B-movie star

For as long as I’ve been living in downtown San Francisco, there's been a man singing at the corner of Powell & O'Farrell. Almost every day he stands there, belting out old standards like “It Had to Be You” and “Moon River,” with a microphone and instrumental accompaniment (taped). It's pleasant, and I think of him as "the Crooner."

Today, though, instead of crooning, he was preaching about Jesus. He was handing religious tracts to anyone willing to take them, and asking people, “Have you heard the gospel?” 

Dude, there is no-one in America who hasn’t heard. The Bible isn’t exactly underground literature.

Hearing music from Grandad's time always added something nice to my walk to work, so this is a double subtraction: We've lost the songs, and instead we get something that makes the world worse — yet another street preacher.

With the Whoremonger at Powell & Market ("American women, stop your whoring ways!"), and Bearded Brimstone at Ellis & Stockton ("Repent, ye sinners, repent!"), and now the Crooner not crooning at Powell & O'Farrell, I can't even walk a block without hearing the gospel. 

He had a tin can for donations when he was singing, but this morning he didn't. That means someone is paying the Crooner to pester the pedestrians. It's an annoyance, but I'm trying not to be mad at him. Most of us sell our souls to make a living.

♦ ♦ ♦

After I'd sold mine for eight hours, I went to dinner at the Sincere Cafe, and a triple feature of Arch Hall Jr movies at the Roxie.

Maybe you're thinking, Who the heck is Arch Hall Jr? He was a B-movie star in the early 1960s. I saw him in a movie a while back, and it was strange — both the movie, and Arch Hall Jr. Everything about that movie is gone from my memory, except that Arch Hall Jr was in it, and he was strange. So of course, I had to come to the Roxie tonight.

The Choppers (1961) is a dated drama of teen hoodlums in Nowheresville, a bunch of toothy brats who never go by their first names — everyone’s ‘Cruiser’ or ‘Torch’ or ‘Nails’ or whatever. These tough kids talk like tough kids always talk in the movies, and their big crime is stripping cars for parts to sell to the local junkman. It’s a quaint memento of a time when the police and press cared about such petty crimes. If they ever did?

Arch Hall Jr

The movie does answer a question, though — Arch Hall Jr was kinda funny looking and not a very good actor, so what is it that made him a movie star? Arch Hall Sr was the movie’s producer.
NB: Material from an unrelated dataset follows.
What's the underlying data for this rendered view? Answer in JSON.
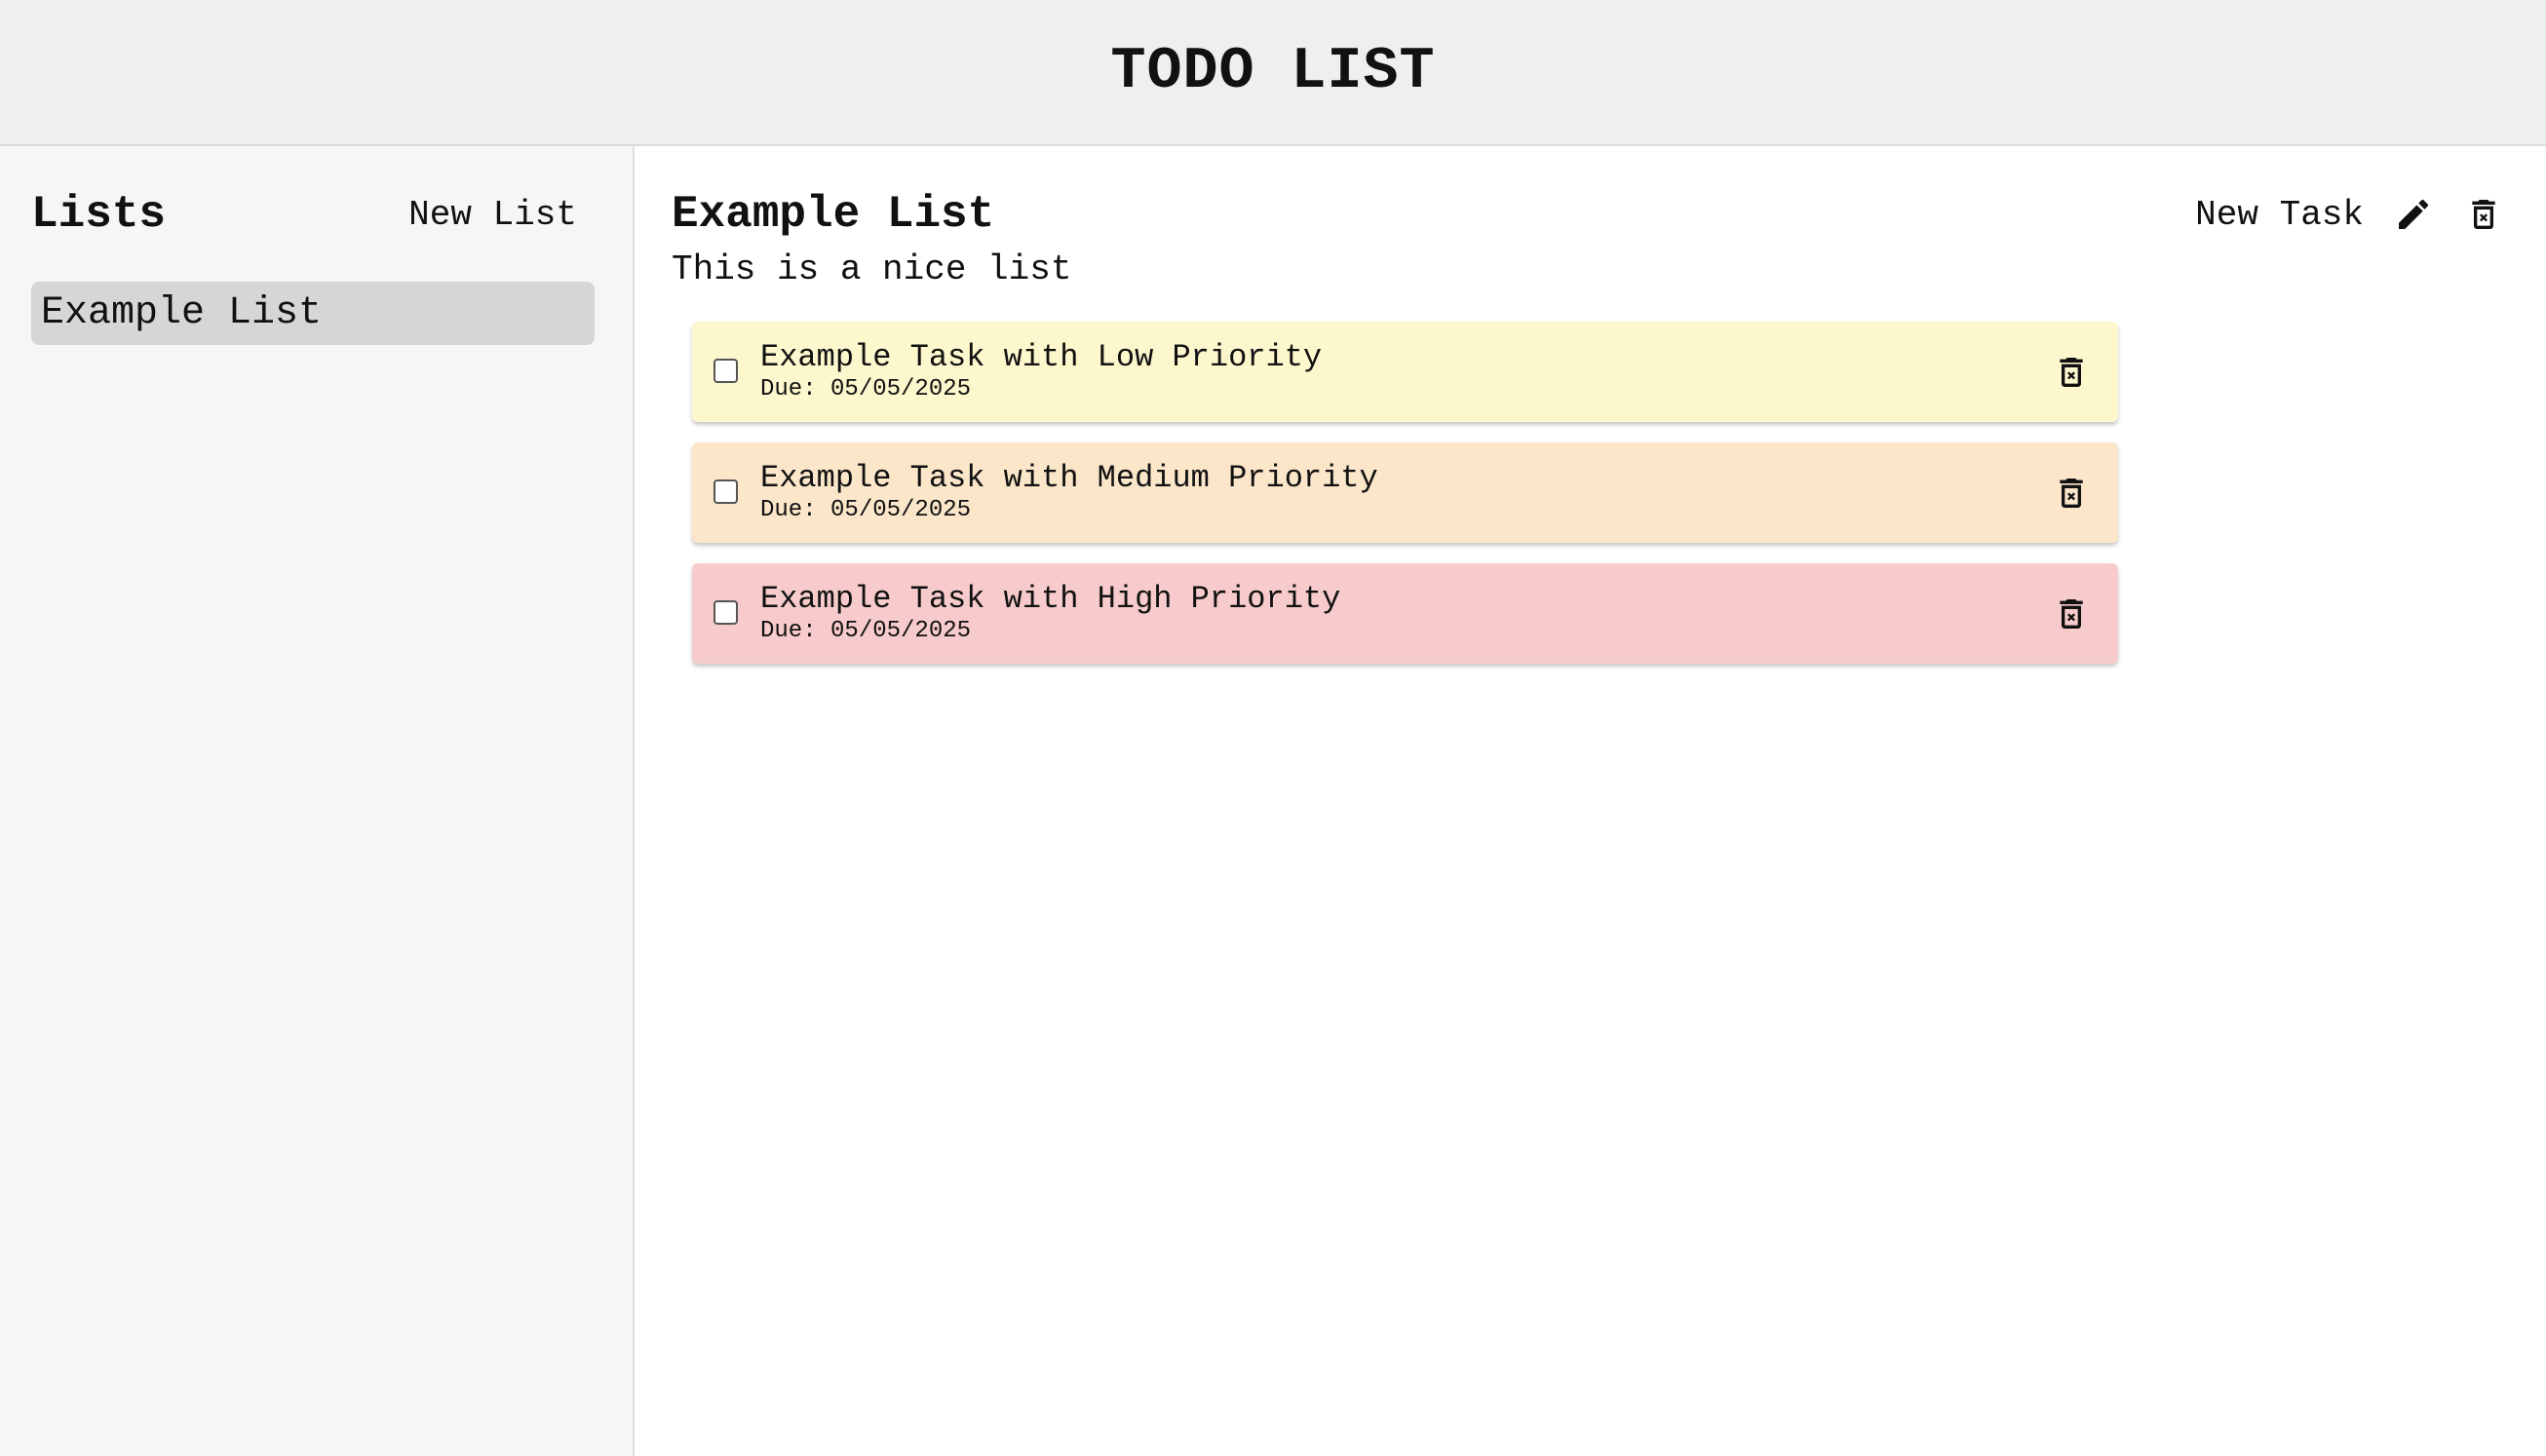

Next up, The Sadist (1964), with Arch as the bad kid gone worse, on a maniacal killing spree across the western United States. Sorta like Natural Born Killers, I guess, only singular, not plural. The story begins with three teachers on their way to a game at Dodgers Stadium, and it’s not giving away too much to say they won’t be watching baseball this afternoon.
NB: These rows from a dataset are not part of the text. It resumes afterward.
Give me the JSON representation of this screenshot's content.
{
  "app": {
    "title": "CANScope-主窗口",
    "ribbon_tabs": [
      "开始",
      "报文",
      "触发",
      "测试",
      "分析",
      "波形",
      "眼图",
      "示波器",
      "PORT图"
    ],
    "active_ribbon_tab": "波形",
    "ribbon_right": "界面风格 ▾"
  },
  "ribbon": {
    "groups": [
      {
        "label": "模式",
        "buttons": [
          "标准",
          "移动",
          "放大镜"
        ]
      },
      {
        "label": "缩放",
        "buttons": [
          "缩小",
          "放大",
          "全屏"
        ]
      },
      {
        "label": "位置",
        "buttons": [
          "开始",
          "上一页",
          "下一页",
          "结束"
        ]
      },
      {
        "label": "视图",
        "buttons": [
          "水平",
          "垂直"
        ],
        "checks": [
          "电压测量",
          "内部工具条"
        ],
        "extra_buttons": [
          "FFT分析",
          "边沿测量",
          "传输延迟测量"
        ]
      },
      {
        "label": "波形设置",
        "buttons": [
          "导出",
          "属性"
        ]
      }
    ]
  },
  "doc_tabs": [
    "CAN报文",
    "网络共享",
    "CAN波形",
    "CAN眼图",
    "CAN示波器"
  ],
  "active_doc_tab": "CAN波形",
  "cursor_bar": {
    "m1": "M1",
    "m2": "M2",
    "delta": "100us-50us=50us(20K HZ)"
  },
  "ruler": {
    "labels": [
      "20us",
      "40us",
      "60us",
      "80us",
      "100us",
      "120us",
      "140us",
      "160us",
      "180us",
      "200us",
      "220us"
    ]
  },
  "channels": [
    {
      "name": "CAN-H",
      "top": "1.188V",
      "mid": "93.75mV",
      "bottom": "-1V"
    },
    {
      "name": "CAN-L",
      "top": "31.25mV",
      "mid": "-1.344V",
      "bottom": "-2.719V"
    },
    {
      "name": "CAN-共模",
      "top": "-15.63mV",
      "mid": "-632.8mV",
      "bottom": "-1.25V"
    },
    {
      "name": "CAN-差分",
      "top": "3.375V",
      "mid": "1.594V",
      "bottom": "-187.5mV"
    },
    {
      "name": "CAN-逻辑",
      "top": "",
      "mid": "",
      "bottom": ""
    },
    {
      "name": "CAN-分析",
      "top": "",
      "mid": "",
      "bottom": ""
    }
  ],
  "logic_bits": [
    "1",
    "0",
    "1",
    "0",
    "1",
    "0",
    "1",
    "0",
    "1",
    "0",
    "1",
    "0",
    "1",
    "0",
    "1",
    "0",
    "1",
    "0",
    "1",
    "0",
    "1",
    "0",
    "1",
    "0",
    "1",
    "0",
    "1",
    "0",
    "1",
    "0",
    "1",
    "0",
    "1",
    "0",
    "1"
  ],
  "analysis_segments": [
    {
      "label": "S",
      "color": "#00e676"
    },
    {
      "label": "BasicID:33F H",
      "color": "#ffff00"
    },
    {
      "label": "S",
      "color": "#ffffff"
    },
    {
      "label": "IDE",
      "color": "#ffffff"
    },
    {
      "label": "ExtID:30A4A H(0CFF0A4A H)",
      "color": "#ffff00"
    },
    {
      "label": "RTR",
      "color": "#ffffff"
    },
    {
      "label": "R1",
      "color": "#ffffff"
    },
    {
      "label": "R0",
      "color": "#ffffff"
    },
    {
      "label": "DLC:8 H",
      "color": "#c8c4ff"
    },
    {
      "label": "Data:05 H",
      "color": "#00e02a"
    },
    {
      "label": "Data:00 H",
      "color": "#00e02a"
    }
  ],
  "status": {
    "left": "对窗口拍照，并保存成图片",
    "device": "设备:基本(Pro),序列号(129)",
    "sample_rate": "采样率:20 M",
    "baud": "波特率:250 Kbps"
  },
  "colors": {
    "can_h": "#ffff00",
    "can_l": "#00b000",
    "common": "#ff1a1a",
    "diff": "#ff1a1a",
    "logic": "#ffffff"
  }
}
Arch plays the lunatic, emoting all over the place like a junior James Cagney, and to my surprise, it works. Tension builds to a frenzy, a crowded theater was hushed, and your humble fat slob got so close to the edge of my seat I could hear the springs buckling under my butt.
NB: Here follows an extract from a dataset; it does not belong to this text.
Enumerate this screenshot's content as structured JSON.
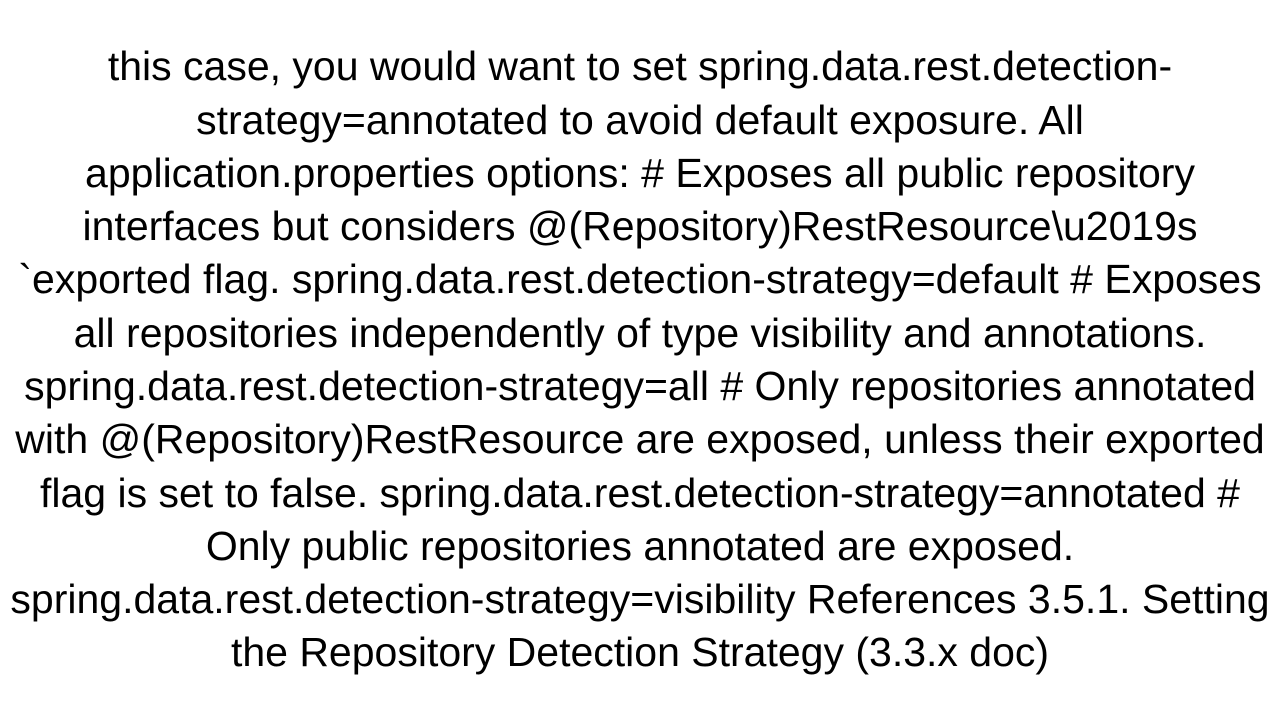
{
  "body_text": "this case, you would want to set spring.data.rest.detection-strategy=annotated to avoid default exposure. All application.properties options: # Exposes all public repository interfaces but considers @(Repository)RestResource\\u2019s `exported flag. spring.data.rest.detection-strategy=default  # Exposes all repositories independently of type visibility and annotations. spring.data.rest.detection-strategy=all  # Only repositories annotated with @(Repository)RestResource are exposed, unless their exported flag is set to false. spring.data.rest.detection-strategy=annotated  # Only public repositories annotated are exposed. spring.data.rest.detection-strategy=visibility  References 3.5.1. Setting the Repository Detection Strategy (3.3.x doc)"
}
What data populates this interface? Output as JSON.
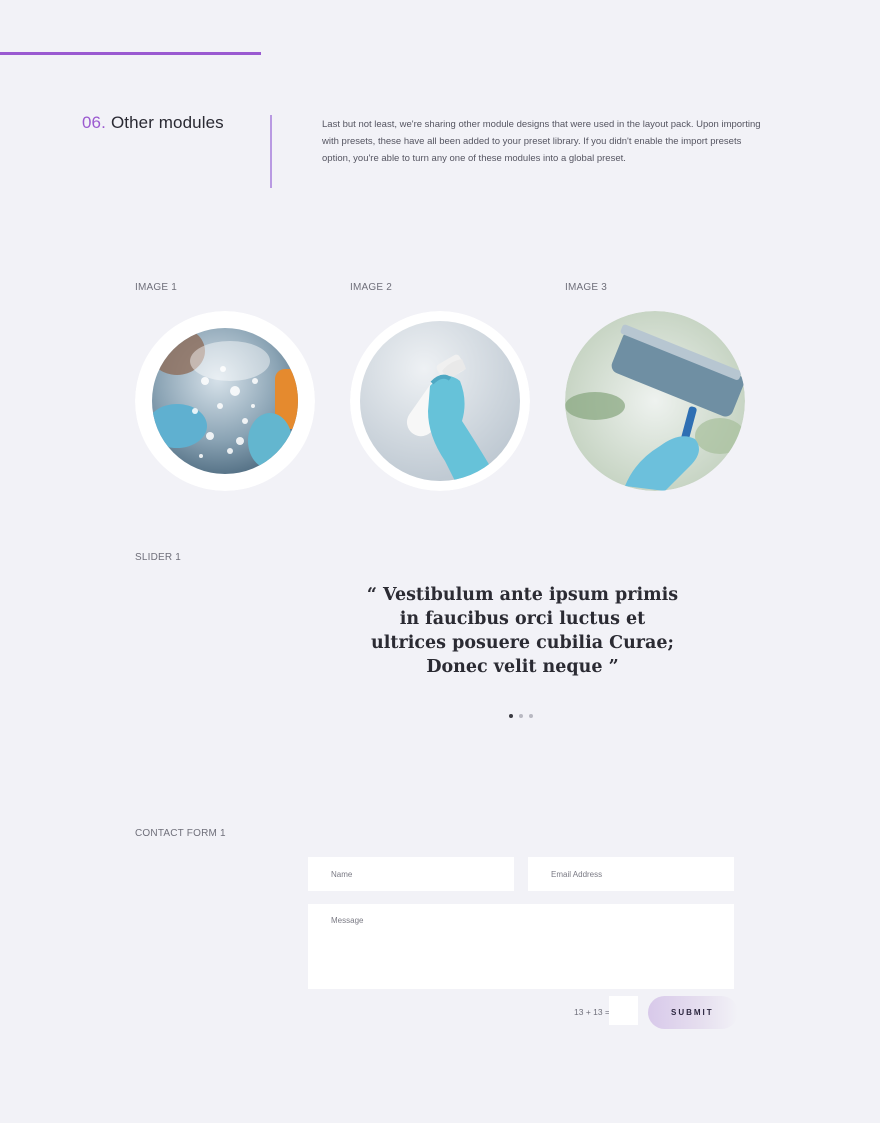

I therefore withdraw my "not a very good actor" wisecrack. Arch Hall Jr is no Lawrence Olivier, but he's believable as a sadist.

The last and least film of the night was Wild Guitar (1962), a goofy show that maybe lets Arch be Arch. He rides his motorcycle to Hollywood, finds fame and true love within the first ten minutes, and sings and strums his titular wild guitar. It’s like an early Elvis movie, but Arch ain’t Elvis, baby.

From Pathetic Life #5
Friday, October 7, 1994

This is an entry retyped from an on-paper zine I wrote many years ago, called Pathetic Life. The opinions stated were my opinions then, but might not be my opinions now. Also, I said and did some disgusting things, so parental guidance is advised.